简体   繁体   English

如何检测和更正 python 中电子邮件标题中的 Content-Type 字符集?

[英]How to detect and correct the Content-Type charset in email header in python?

What is the correct way to programatically detect and correct the Content-Type charset in an email header in python?在 python 中以编程方式检测和更正电子邮件标头中的Content-Type charset的正确方法是什么?

I have a 1000s of emails extracted to .eml (basically plain text) files and some are encoded shift_jis , but the charset in the email header doesn't mention this, so they don't display correctly in any email program.我有 1000 封电子邮件被提取到.eml (基本上是纯文本)文件,有些是经过编码的shift_jis ,但是电子邮件标题中的字符集没有提到这一点,因此它们无法在任何电子邮件程序中正确显示。 Adding in the charset manually to the Content-Type header corrects this.charset手动添加到Content-Type标头可纠正此问题。

Was:曾是:

Content-Type: text/plain; format=flowed

Needs to be:需要是:

Content-Type: text/plain; charset="shift_jis"; format=flowed

What's the correct way to do this in python preserving the email body and other parts of the header?在python中保留电​​子邮件正文和标题的其他部分的正确方法是什么?
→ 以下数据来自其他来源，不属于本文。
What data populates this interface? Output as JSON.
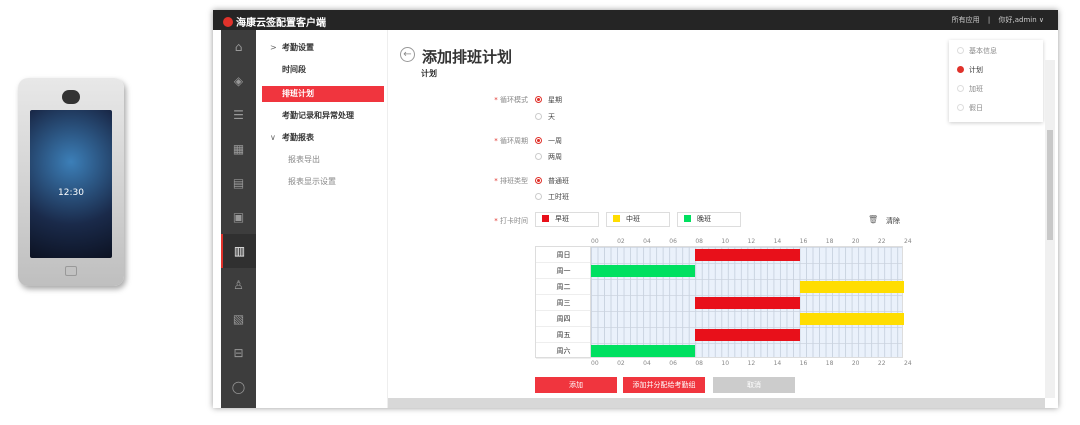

Also, is there a way to detect which encoding, and only correct those with that encoding?另外,有没有办法检测哪种编码,并且只纠正那些具有该编码的编码? I can't just convert all blindly, since some are iso_2022_jp , and those are already displaying correctly.我不能盲目地全部转换,因为有些是iso_2022_jp ,而那些已经正确显示。

With get_charset you can get the pre-existing charset of a message.使用get_charset,您可以获得消息的预先存在的字符集。 Here's a sample:这是一个示例:

from email import message_from_file
msg = message_from_file(open('path.eml'))
msg.get_charsets()
[None, 'gb2312', None]

With this approach you can loop through all messages, and using set_charset() set it to the ones that don't have it to the correct one.使用这种方法,您可以遍历所有消息,并使用 set_charset() 将其设置为没有它的那些为正确的。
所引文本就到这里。